Cuando era niño mis papas me decían: “hay que estudiar para ser alguien en la vida”. Y tenían mucho de cierto. Mi tía era una profesional de mucho respeto y los vecinos llegaban a la casa para pedir ayuda en las tareas o situaciones cotidianas de difícil solución.
En aquel entonces, la educación tenía un cierto prestigio social, pero también representaba una posibilidad de ascenso económico y una oportunidad para recompensar la inversión hecha por los padres. El cartón de profesional se exhibía como un valioso trofeo y su poseedor tenía en sus manos casi que un futuro asegurado. Así mismo, el maestro era respetado. Ser maestro representaba liderazgo, opinión y sobre todo respeto. Desde el punto de vista salarial tenía los beneficios merecidos y muchos deseaban tener el honor de ser llamado Licenciado.
Pero todo cambia, y no necesariamente para bien. Poco a poco las leyes ministeriales insertaron en el sistema educativo la flexibilización de los procesos de enseñanza, a la vez que se disminuyeron los salarios y los beneficios de los maestros estatales. La legislación educativa favoreció la proliferación de múltiples instituciones privadas, y éstas en vez de ser un complemento a la falta de cobertura de las instituciones públicas, se convirtieron en un obstáculo para mejorar los procesos de enseñanza.
A nivel de educación primaria y secundaria, se legisló la ampliación de cobertura en las instituciones privadas. Lo bonito de la ley era que los niños y jóvenes de los sectores populares tenían garantizado el acceso a una educación casi “gratis”, sin importar lo público o lo privado de la institución educativa. Lo feo fue que muchos aprovecharon el “negociazo” y metieron pupitres en sus garajes, colgaron tableros y contrataron estudiantes de licenciatura o de cualquier otra carrera, para que enseñaran a cambio de un sueldo miserable, en relación con el número de estudiantes que debían educar. A cambio, los dueños de los garajes recibían $500.000 o $600.000 anuales por estudiante. El resultado: Hacinamiento, mala calidad de enseñanza, deficiencia de espacio físico y falta de herramientas pedagógicas. Todo ello sería igual a una deficiente formación académica.
En la educación superior, empezaron a florecer cientos de instituciones privadas, técnicas y tecnológicas que pretendían entregar jóvenes al mercado laboral con un conocimiento más práctico que teórico. Ello apareció como la oportunidad perfecta para muchos que vieron la posibilidad de montar su “negocio” con ello. De ahí que se empezaron a ofertar diferentes carreras técnicas y/o tecnológicas, sin ni siquiera contar con las herramientas necesarias para cada uno de los programas que ofrecían. Tristemente la educación se convirtió en una mercantilización, no del conocimiento ni de los saberes, sino de ingenuos cerebros con ganas de formarse. A esto se le suma la deficiencia administrativa, las precarias condiciones salariales en las que se encuentran los docentes y las promesas incumplidas a los jóvenes que llegan con ilusiones de aprender algo con que defenderse en este difícil sistema.

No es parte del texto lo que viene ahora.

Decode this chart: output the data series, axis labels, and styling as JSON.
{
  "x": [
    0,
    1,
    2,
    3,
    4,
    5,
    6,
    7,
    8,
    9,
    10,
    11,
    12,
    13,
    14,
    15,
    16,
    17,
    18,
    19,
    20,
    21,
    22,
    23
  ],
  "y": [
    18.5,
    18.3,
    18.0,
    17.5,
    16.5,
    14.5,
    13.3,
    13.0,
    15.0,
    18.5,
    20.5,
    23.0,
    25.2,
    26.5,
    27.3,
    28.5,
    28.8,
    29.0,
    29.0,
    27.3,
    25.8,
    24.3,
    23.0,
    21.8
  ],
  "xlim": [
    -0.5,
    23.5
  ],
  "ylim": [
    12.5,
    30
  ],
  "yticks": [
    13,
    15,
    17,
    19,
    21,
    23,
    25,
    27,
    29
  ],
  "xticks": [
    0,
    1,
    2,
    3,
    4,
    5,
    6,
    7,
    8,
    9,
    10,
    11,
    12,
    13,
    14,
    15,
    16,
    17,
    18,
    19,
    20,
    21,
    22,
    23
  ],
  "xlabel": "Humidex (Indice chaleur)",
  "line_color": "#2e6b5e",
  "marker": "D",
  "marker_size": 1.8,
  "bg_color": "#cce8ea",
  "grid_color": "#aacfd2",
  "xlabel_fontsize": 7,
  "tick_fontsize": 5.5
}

Hoy día aún los padres dicen a sus hijos: “hay que estudiar para salir adelante”. Aún existe la ilusión de que el sistema educativo nos “salve”. Y debería ser así. Yo también confío en ello. El problema es que el prestigio que tenía antes, se perdió, sobre todo en estos últimos gobiernos se han interesado más en armas que en educación. No sólo es querer estudiar, es también ver las garantías que las instituciones ofrecen (sobre todo las privadas), y el panorama es complicado, cuando estas instituciones priorizan el negocio por encima del compromiso del saber. Recuperar el prestigio y el sentido de la educación, demanda una tarea ardua y compleja.
Pero es hora de tomar iniciativas que busquen la exigencia a estas instituciones para que se comprometan de manera seria y responsable a la labor que dicen hacer. Recuperar la calidad de enseñanza es exigir un buen control administrativo, un currículo acorde a las necesidades del entorno y de los materiales que disponen las instituciones, y un salario digno para los docentes calificados que participen del proceso. Hablo aquí de la educación privada.
En cuanto a la educación pública, el trabajo se debe enfocar en las prácticas pedagógicas del docente. Pero se necesita ir más allá de la escuela como espacio físico: es necesario insertar al padre de familia dentro del proceso educativo, promover las escuelas de padres, de tal forma que se acompañe el proceso de formación desde la casa.
En ambos casos se requiere dignificar la labor del maestro. Un maestro mal remunerado y con pagos atrasados poca garantía ofrece para una eficiente formación. Es hora de exigir a estas instituciones privadas que conviertan su negocio en un verdadero espacio donde confluyan los verdaderos saberes y que brinden la oportunidad a la gente de los sectores populares de “ser alguien en la vida”.